For the women — and girls — I work with as an abortion doula, this is what needed to happen. During her procedure, one young woman moans in pain, yells out “Mommy!” The nurse looks away; the doctor doesn’t say anything. I know she is embarrassed. Eliana is 16 and dating an older guy who’s abusive. She doesn’t tell her parents about the boyfriend or the pregnancy, and had a hard time getting the money together. In recovery, I pass her an ice pack for the cramping and ask her how she feels. "I'm so glad it's all over," she says, "I can't, I don't ... I don't know what I would have done." If she finishes school, she has a chance at a job that pays decently, at the life she wants. Another patient asks, “Do you think I’m too young for an abortion?” I tell her no; I think she’s making a really responsible choice. She looks at me, says, “Do you even know how old I am?” I shake my head no. “I’m 14,” she says.
I come in one morning looking for a patient named Princess. She labors as if giving birth; two days of laminaria have expanded her cervix. “Put your legs down,” the nurse orders. “Don’t push!” she says, as if it is easy. “Hi,” I say, still nervous around the hospital nurses. “I’m her doula.” The nurse rolls her eyes and says, “Good, she’s gonna need it.” I do deep breathing exercises with Princess for an hour, and finally she sleeps. They isolate her to another room, occasionally coming to see that she is okay. She snores lightly and I do stretches by her bedside.
She is my age, 23, and I try to imagine how I would handle cramps rippling through my body, pushing out what I couldn’t have or didn’t want. Princess wakes and the pain is worse. They’ve pushed back her second-trimester abortion because of an emergency case in front of it. She’s been here all day waiting.
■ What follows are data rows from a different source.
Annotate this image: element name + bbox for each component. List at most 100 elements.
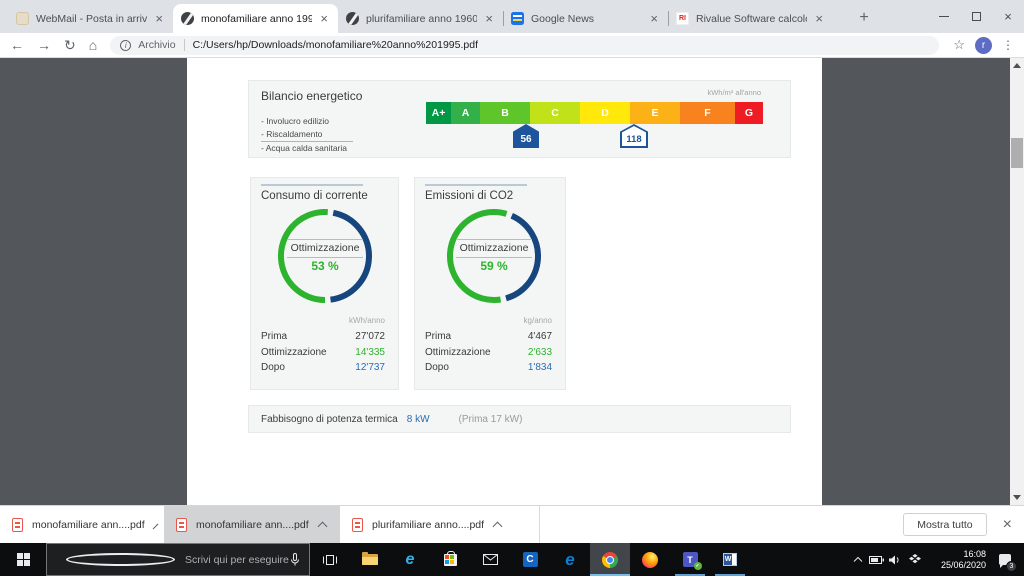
minimize-button[interactable] [928, 0, 960, 32]
file-explorer-button[interactable] [350, 543, 390, 576]
home-button[interactable]: ⌂ [89, 38, 97, 52]
profile-avatar[interactable]: r [975, 37, 992, 54]
browser-toolbar: ← → ↻ ⌂ i Archivio C:/Users/hp/Downloads… [0, 33, 1024, 58]
tab-3[interactable]: plurifamiliare anno 1960.pd× [338, 4, 503, 33]
file-explorer-icon [362, 554, 378, 565]
tab-close-icon[interactable]: × [153, 12, 165, 25]
internet-explorer-button[interactable]: e [390, 543, 430, 576]
address-separator [184, 39, 185, 51]
downloads-close-button[interactable]: × [1003, 516, 1012, 534]
row-label: Dopo [425, 362, 528, 373]
chrome-button[interactable] [590, 543, 630, 576]
c-app-button[interactable]: C [510, 543, 550, 576]
store-button[interactable] [430, 543, 470, 576]
info-icon[interactable]: i [120, 40, 131, 51]
menu-button[interactable]: ⋮ [1002, 38, 1014, 52]
clock[interactable]: 16:08 25/06/2020 [930, 549, 986, 571]
webmail-icon [16, 12, 29, 25]
system-tray: 16:08 25/06/2020 3 [848, 543, 1024, 576]
internet-explorer-icon: e [406, 552, 415, 568]
card-table: kWh/annoPrima27'072Ottimizzazione14'335D… [251, 316, 398, 376]
back-button[interactable]: ← [10, 38, 24, 52]
gnews-icon [511, 12, 524, 25]
energy-class-b: B [480, 102, 530, 124]
tab-2[interactable]: monofamiliare anno 1995.p× [173, 4, 338, 33]
scrollbar-thumb[interactable] [1011, 138, 1023, 168]
energy-class-f: F [680, 102, 735, 124]
energy-class-a: A [451, 102, 480, 124]
energy-class-label: G [745, 107, 753, 119]
table-row: Dopo12'737 [251, 360, 398, 376]
donut-chart: Ottimizzazione59 % [439, 201, 549, 311]
battery-icon [869, 556, 884, 564]
tab-title: WebMail - Posta in arrivo - [36, 13, 147, 25]
row-value: 2'633 [528, 347, 552, 358]
table-row: Prima27'072 [251, 329, 398, 345]
tab-1[interactable]: WebMail - Posta in arrivo - × [8, 4, 173, 33]
card-topline [425, 184, 527, 186]
downloads-bar: monofamiliare ann....pdf monofamiliare an… [0, 505, 1024, 543]
tab-close-icon[interactable]: × [813, 12, 825, 25]
maximize-button[interactable] [960, 0, 992, 32]
card-2: Emissioni di CO2Ottimizzazione59 %kg/ann… [414, 177, 566, 390]
energy-class-a+: A+ [426, 102, 451, 124]
pdf-globe-icon [346, 12, 359, 25]
download-item[interactable]: plurifamiliare anno....pdf [340, 506, 540, 543]
notification-badge: 3 [1006, 561, 1017, 572]
hidden-icons-button[interactable] [848, 543, 867, 576]
table-unit: kWh/anno [251, 316, 398, 329]
tab-close-icon[interactable]: × [483, 12, 495, 25]
table-row: Ottimizzazione2'633 [415, 345, 565, 361]
start-button[interactable] [0, 543, 46, 576]
reload-button[interactable]: ↻ [64, 38, 76, 52]
energy-item: - Acqua calda sanitaria [261, 142, 353, 155]
mail-button[interactable] [470, 543, 510, 576]
volume-button[interactable] [886, 543, 905, 576]
energy-class-c: C [530, 102, 580, 124]
address-bar[interactable]: i Archivio C:/Users/hp/Downloads/monofam… [110, 36, 939, 55]
tab-4[interactable]: Google News× [503, 4, 668, 33]
bookmark-star-button[interactable]: ☆ [953, 37, 965, 53]
chrome-icon [602, 552, 618, 568]
word-button[interactable]: W [710, 543, 750, 576]
firefox-icon [642, 552, 658, 568]
scrollbar[interactable] [1010, 58, 1024, 505]
energy-class-label: C [551, 107, 559, 119]
energy-class-d: D [580, 102, 630, 124]
row-label: Dopo [261, 362, 355, 373]
minimize-icon [939, 16, 949, 17]
tab-close-icon[interactable]: × [648, 12, 660, 25]
download-name: monofamiliare ann....pdf [196, 519, 309, 531]
scroll-down-icon[interactable] [1013, 495, 1021, 500]
pdf-globe-icon [181, 12, 194, 25]
pdf-file-icon [12, 518, 23, 532]
dropbox-button[interactable] [905, 543, 924, 576]
battery-button[interactable] [867, 543, 886, 576]
download-item[interactable]: monofamiliare ann....pdf [164, 506, 340, 543]
tab-close-icon[interactable]: × [318, 12, 330, 25]
chevron-up-icon[interactable] [317, 521, 327, 531]
new-tab-button[interactable]: + [852, 6, 876, 30]
firefox-button[interactable] [630, 543, 670, 576]
address-url: C:/Users/hp/Downloads/monofamiliare%20an… [193, 39, 478, 51]
download-item[interactable]: monofamiliare ann....pdf [0, 506, 164, 543]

Soon, I keep telling her, that’s what the doctors tell me. Hours pass. Finally, we bring her to the operating floor. It is after five and nearly deserted. “It’s coming,” Princess says, “stuff is coming out.” I yell for the OR coordinator sitting behind the desk, ask her to get a doctor. She ambles away, slowly, and we’re left alone together, Princess and me.
A few minutes later, the OR coordinator returns. “She’s in surgery,” she says, looking at me coolly. “I need a doctor,” I say. “Please.” She goes off again, and the doctor sends an attending out to look at the patient. When we take her into the OR, she’s crying, fighting strong contractions. “You’ll get to go to sleep in just a minute, then it’ll all be over,” I say. “I know you’ve waited so long.” She grunts in response. She’s grown sick of me, rightfully, and resists my touch. They put her out.
The fetus comes out easily; they put it in the bucket and shove it near me. It is fully intact, curled on its left side, fists closed, knees bent up. He sleeps just like you, I think. Then, a second thought, an act of distancing: He looks more like an alien than a person.
I have, by this point, seen lots of women and lots of fetuses, and the sight of the second doesn’t change my feelings about the first. The mourning for what could have been is countered by an appreciation for what is — a woman’s life, allowed to proceed as she wants it to. When it is over, I say, “You did great. You were so brave,” and I tell them they’re done now, because sometimes they don’t know. “It’s all finished,” I say.